In 2010, more than 4 million children were born in America’s hospitals. Hospitals employ more than 5.4 million people. Health care is responsible for 1 in 5 new jobs. Two out of every three dollars spent on hospital care goes to the wages and salaries of caregivers and other workers. The goods and services hospitals and hospital workers purchase from other businesses create additional jobs and economic value for their communities.
Hospitals rank second only to restaurants as the top source of private sector jobs. The Tripp Umbach study measures the effect of reductions in federal health care funding on both direct and indirect business volume and employment using an economic model developed by the Bureau of Economic Analysis. This model uses historical hospital employment patterns from the AHA Annual Survey and information from the Congressional Budget Office and analysis by AHA and the Moran Company on the potential level of cuts.
AMA notes that America’s hospitals have long been an economic mainstay providing stability and growth even during times of recession.
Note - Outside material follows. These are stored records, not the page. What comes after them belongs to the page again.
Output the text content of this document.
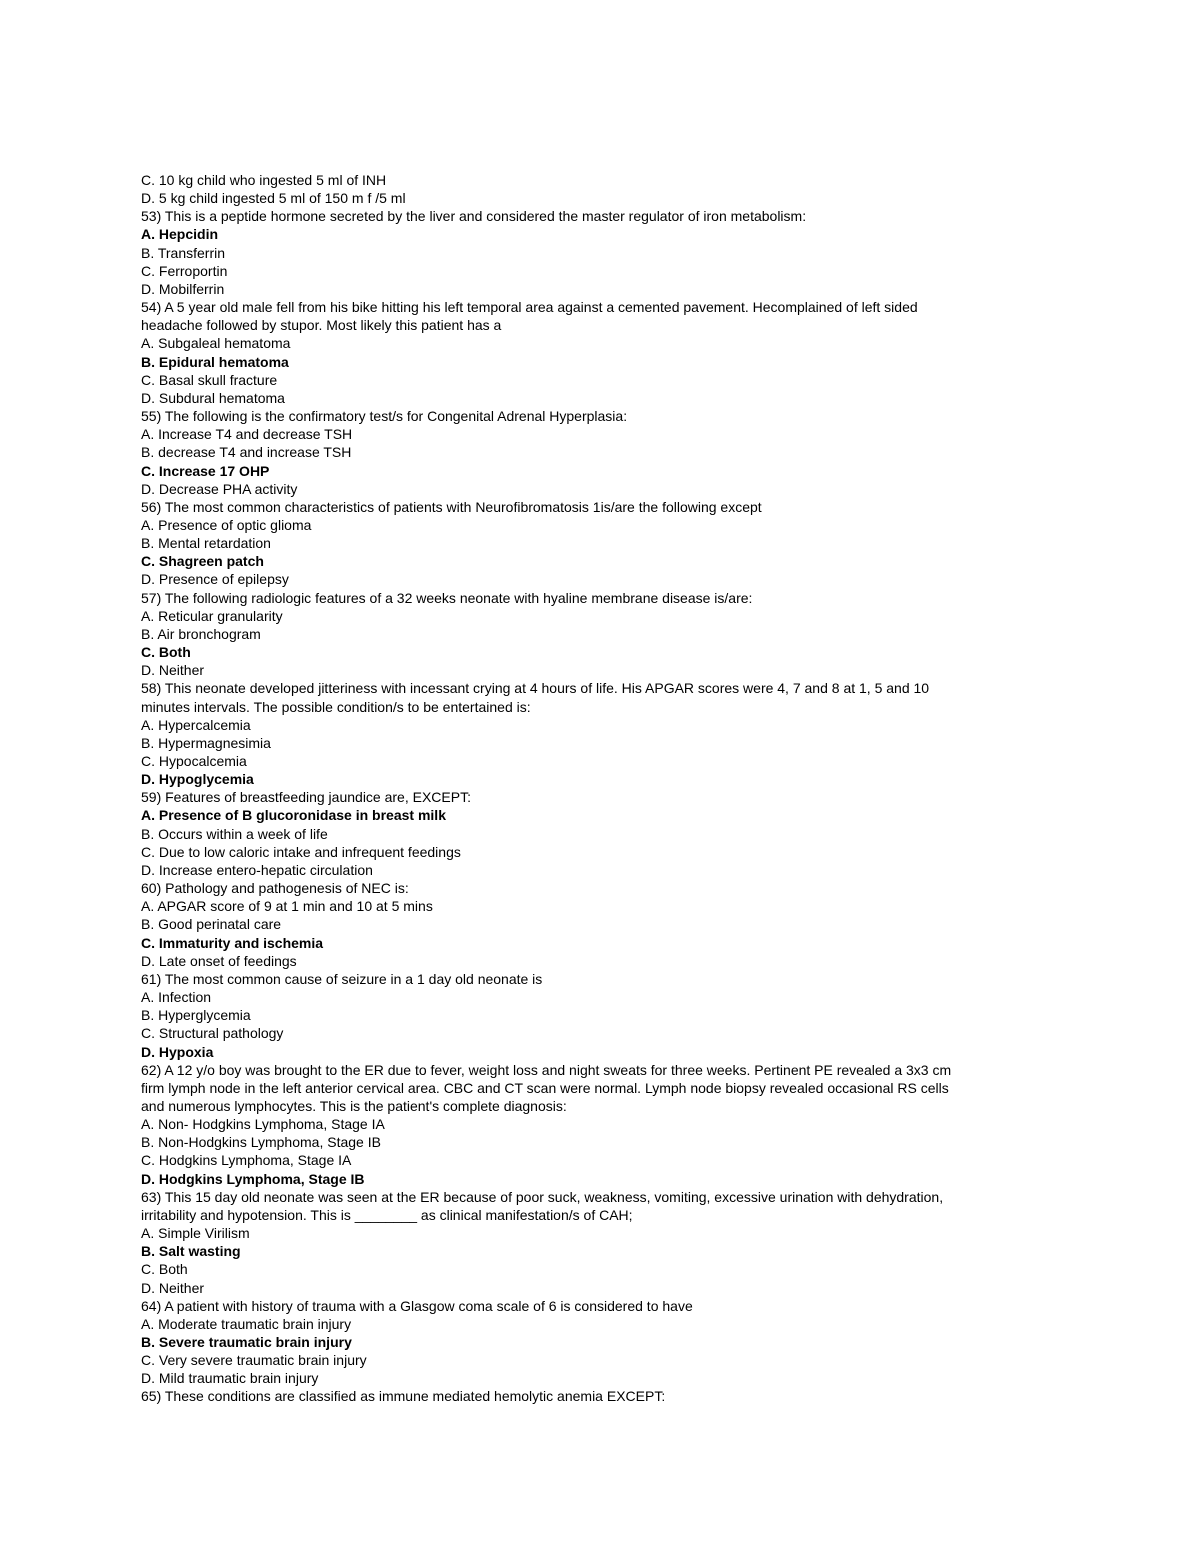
C. 10 kg child who ingested 5 ml of INH
D. 5 kg child ingested 5 ml of 150 m f /5 ml
53) This is a peptide hormone secreted by the liver and considered the master regulator of iron metabolism:
A. Hepcidin
B. Transferrin
C. Ferroportin
D. Mobilferrin
54) A 5 year old male fell from his bike hitting his left temporal area against a cemented pavement. Hecomplained of left sided
headache followed by stupor. Most likely this patient has a
A. Subgaleal hematoma
B. Epidural hematoma
C. Basal skull fracture
D. Subdural hematoma
55) The following is the confirmatory test/s for Congenital Adrenal Hyperplasia:
A. Increase T4 and decrease TSH
B. decrease T4 and increase TSH
C. Increase 17 OHP
D. Decrease PHA activity
56) The most common characteristics of patients with Neurofibromatosis 1is/are the following except
A. Presence of optic glioma
B. Mental retardation
C. Shagreen patch
D. Presence of epilepsy
57) The following radiologic features of a 32 weeks neonate with hyaline membrane disease is/are:
A. Reticular granularity
B. Air bronchogram
C. Both
D. Neither
58) This neonate developed jitteriness with incessant crying at 4 hours of life. His APGAR scores were 4, 7 and 8 at 1, 5 and 10
minutes intervals. The possible condition/s to be entertained is:
A. Hypercalcemia
B. Hypermagnesimia
C. Hypocalcemia
D. Hypoglycemia
59) Features of breastfeeding jaundice are, EXCEPT:
A. Presence of B glucoronidase in breast milk
B. Occurs within a week of life
C. Due to low caloric intake and infrequent feedings
D. Increase entero-hepatic circulation
60) Pathology and pathogenesis of NEC is:
A. APGAR score of 9 at 1 min and 10 at 5 mins
B. Good perinatal care
C. Immaturity and ischemia
D. Late onset of feedings
61) The most common cause of seizure in a 1 day old neonate is
A. Infection
B. Hyperglycemia
C. Structural pathology
D. Hypoxia
62) A 12 y/o boy was brought to the ER due to fever, weight loss and night sweats for three weeks. Pertinent PE revealed a 3x3 cm
firm lymph node in the left anterior cervical area. CBC and CT scan were normal. Lymph node biopsy revealed occasional RS cells
and numerous lymphocytes. This is the patient's complete diagnosis:
A. Non- Hodgkins Lymphoma, Stage IA
B. Non-Hodgkins Lymphoma, Stage IB
C. Hodgkins Lymphoma, Stage IA
D. Hodgkins Lymphoma, Stage IB
63) This 15 day old neonate was seen at the ER because of poor suck, weakness, vomiting, excessive urination with dehydration,
irritability and hypotension. This is ________ as clinical manifestation/s of CAH;
A. Simple Virilism
B. Salt wasting
C. Both
D. Neither
64) A patient with history of trauma with a Glasgow coma scale of 6 is considered to have
A. Moderate traumatic brain injury
B. Severe traumatic brain injury
C. Very severe traumatic brain injury
D. Mild traumatic brain injury
65) These conditions are classified as immune mediated hemolytic anemia EXCEPT:
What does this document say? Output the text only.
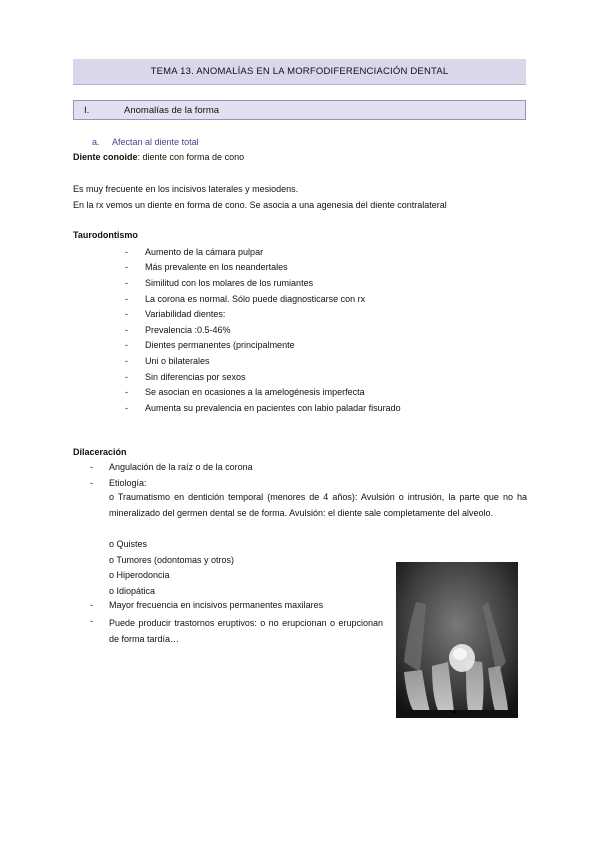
TEMA 13. ANOMALÍAS EN LA MORFODIFERENCIACIÓN DENTAL
I.	Anomalías de la forma
a. Afectan al diente total
Diente conoide: diente con forma de cono
Es muy frecuente en los incisivos laterales y mesiodens.
En la rx vemos un diente en forma de cono. Se asocia a una agenesia del diente contralateral
Taurodontismo
-	Aumento de la cámara pulpar
-	Más prevalente en los neandertales
-	Similitud con los molares de los rumiantes
-	La corona es normal. Sólo puede diagnosticarse con rx
-	Variabilidad dientes:
-	Prevalencia :0.5-46%
-	Dientes permanentes (principalmente
-	Uni o bilaterales
-	Sin diferencias por sexos
-	Se asocian en ocasiones a la amelogénesis imperfecta
-	Aumenta su prevalencia en pacientes con labio paladar fisurado
Dilaceración
-	Angulación de la raíz o de la corona
-	Etiología:
o Traumatismo en dentición temporal (menores de 4 años): Avulsión o intrusión, la parte que no ha mineralizado del germen dental se de forma. Avulsión: el diente sale completamente del alveolo.
o Quistes
o Tumores (odontomas y otros)
o Hiperodoncia
o Idiopática
-	Mayor frecuencia en incisivos permanentes maxilares
-	Puede producir trastornos eruptivos: o no erupcionan o erupcionan de forma tardía…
Despite the sluggish economy, the health care sector employs 36 percent more people than it did 10 years ago. Data from the Bureau of Labor Statistics show that hospitals created 89,000 jobs in 2011. As the country faces a demographic shift in which more and more seniors will be in need of hospital care, Congress is implementing policies that will result in fewer caregivers being able to care for them.
The Tripp Umbach report and other resources are available at www.aha.org/jobs.